For thousands of years, human economic activity was restricted to the surface of the planet, and more recently its atmosphere when we learned to fly. With the dawn of the Space Age, we were able to expand our economic activity to a larger sphere, stretching from low Earth orbit to geosynchronous orbit. As mentioned above, in 2013 alone that was worth around $240 billion to the commercial space industry, and the impact of those services on all the other industries in the world is easily at least a trillion dollars. Almost all of this activity has been based on the flow of information from one place to another – whether it is TV broadcasting or satellite imagery.
What will happen when we expand our sphere of economic activity again? How many billions or trillions of dollars will be generated by entirely new categories of economic activity, like harvesting minerals from captured asteroids, or producing rocket fuel on the surface of the Moon, or biotech research that will enable us to grow plants on Mars? If we want to experience this economic growth, we need to continue to push outward and do the exploration that is a necessary precursor for these activities.

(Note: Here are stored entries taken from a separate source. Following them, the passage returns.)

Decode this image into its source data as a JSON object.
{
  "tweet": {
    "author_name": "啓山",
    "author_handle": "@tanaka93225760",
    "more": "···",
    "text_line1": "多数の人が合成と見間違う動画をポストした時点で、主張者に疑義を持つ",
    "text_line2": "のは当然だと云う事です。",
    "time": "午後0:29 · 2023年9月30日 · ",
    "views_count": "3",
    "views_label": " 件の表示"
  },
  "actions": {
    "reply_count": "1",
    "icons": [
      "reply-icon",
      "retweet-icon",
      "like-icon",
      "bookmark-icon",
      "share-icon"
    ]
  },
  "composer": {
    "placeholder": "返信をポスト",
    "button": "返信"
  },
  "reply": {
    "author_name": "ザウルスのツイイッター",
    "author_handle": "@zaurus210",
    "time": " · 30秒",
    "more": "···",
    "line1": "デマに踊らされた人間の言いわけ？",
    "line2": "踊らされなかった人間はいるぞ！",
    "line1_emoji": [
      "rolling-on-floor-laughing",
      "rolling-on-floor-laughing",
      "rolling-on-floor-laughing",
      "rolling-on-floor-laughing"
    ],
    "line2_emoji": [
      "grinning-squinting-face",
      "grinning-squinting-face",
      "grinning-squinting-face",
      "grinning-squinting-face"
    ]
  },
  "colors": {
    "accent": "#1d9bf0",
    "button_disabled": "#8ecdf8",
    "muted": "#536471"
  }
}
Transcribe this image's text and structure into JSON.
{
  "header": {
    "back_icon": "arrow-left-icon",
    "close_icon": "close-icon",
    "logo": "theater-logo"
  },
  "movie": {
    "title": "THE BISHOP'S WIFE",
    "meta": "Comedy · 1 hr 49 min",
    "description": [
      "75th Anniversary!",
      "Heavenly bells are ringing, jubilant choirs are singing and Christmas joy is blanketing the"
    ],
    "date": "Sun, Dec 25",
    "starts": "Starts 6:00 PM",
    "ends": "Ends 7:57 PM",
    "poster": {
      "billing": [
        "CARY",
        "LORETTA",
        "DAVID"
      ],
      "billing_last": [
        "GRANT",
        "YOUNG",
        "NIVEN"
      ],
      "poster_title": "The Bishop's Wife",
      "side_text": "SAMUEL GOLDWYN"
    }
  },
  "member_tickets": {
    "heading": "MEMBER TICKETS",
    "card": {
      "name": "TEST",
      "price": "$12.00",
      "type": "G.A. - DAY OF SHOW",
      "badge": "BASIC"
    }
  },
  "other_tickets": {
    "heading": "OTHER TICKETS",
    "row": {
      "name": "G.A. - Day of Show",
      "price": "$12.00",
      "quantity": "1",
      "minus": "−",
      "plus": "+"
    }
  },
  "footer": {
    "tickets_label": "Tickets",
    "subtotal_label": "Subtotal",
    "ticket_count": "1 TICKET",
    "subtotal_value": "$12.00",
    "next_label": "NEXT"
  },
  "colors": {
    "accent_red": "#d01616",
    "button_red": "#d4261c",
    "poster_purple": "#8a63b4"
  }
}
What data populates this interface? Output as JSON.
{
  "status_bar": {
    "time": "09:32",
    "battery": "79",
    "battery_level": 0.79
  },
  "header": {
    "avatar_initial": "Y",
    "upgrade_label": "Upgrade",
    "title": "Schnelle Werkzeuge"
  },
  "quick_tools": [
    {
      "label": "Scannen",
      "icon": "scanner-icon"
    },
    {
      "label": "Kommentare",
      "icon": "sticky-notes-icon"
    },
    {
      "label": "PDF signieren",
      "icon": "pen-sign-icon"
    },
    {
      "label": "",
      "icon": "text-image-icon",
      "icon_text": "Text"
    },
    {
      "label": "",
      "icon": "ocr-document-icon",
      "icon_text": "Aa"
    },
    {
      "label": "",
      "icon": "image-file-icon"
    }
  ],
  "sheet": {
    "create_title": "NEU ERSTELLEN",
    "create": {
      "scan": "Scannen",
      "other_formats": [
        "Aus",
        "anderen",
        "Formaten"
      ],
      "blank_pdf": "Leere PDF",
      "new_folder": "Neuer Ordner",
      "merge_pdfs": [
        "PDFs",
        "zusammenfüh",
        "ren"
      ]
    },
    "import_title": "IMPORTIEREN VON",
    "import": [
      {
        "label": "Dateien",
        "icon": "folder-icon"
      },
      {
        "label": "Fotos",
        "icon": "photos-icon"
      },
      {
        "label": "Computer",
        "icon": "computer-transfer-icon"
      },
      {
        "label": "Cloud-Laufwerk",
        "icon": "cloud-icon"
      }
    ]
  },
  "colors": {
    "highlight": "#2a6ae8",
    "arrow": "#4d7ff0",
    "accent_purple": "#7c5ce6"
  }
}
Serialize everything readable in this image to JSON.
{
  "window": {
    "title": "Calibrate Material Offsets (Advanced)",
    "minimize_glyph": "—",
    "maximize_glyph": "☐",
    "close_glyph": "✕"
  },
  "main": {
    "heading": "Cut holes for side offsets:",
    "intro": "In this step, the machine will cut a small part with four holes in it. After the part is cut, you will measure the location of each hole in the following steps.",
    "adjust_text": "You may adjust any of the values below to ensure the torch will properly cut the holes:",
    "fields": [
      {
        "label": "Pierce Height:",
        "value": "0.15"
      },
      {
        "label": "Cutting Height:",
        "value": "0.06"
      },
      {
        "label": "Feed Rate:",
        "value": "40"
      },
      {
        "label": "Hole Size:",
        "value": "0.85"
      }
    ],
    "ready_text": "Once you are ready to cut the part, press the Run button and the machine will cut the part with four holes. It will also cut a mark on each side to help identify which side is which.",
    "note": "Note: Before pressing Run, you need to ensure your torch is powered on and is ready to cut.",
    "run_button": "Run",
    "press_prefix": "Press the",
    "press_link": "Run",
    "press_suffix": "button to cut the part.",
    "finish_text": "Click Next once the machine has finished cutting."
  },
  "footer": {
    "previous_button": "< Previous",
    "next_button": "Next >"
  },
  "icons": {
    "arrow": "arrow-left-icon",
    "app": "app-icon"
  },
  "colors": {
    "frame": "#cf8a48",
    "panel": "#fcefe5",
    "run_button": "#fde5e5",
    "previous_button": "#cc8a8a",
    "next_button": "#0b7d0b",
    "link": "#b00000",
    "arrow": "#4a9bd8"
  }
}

I will grant you that there are some concerns about the cost of space exploration, but a little bit of context can be helpful in situations like this. If you take the amount of government funding for space activity at NASA between President Kennedy’s declaration that the United States would send people to the Moon and the time when Neil Armstrong actually set foot on the Moon, and you put that in today’s dollars, it is a little bit less than the revenue generated by the global commercial space industry in 2013 alone. Those were the highest budgets ever available for space exploration, and they add up to less than one year of commercial revenue today. We have come a long way over the years.
I cannot predict exactly what economic benefits deep space exploration is going to bring, but I do know there is a very strong historical precedent for saying that exploration is economically worthwhile. I expect there will be some surprises and unanticipated developments along the way, but I am definitely looking forward to seeing how things turn out. The economic imperative is there, and the question now is one of who will reap the benefits.
This article is part of Space Watch: December 2014 (Volume: 13, Issue: 12).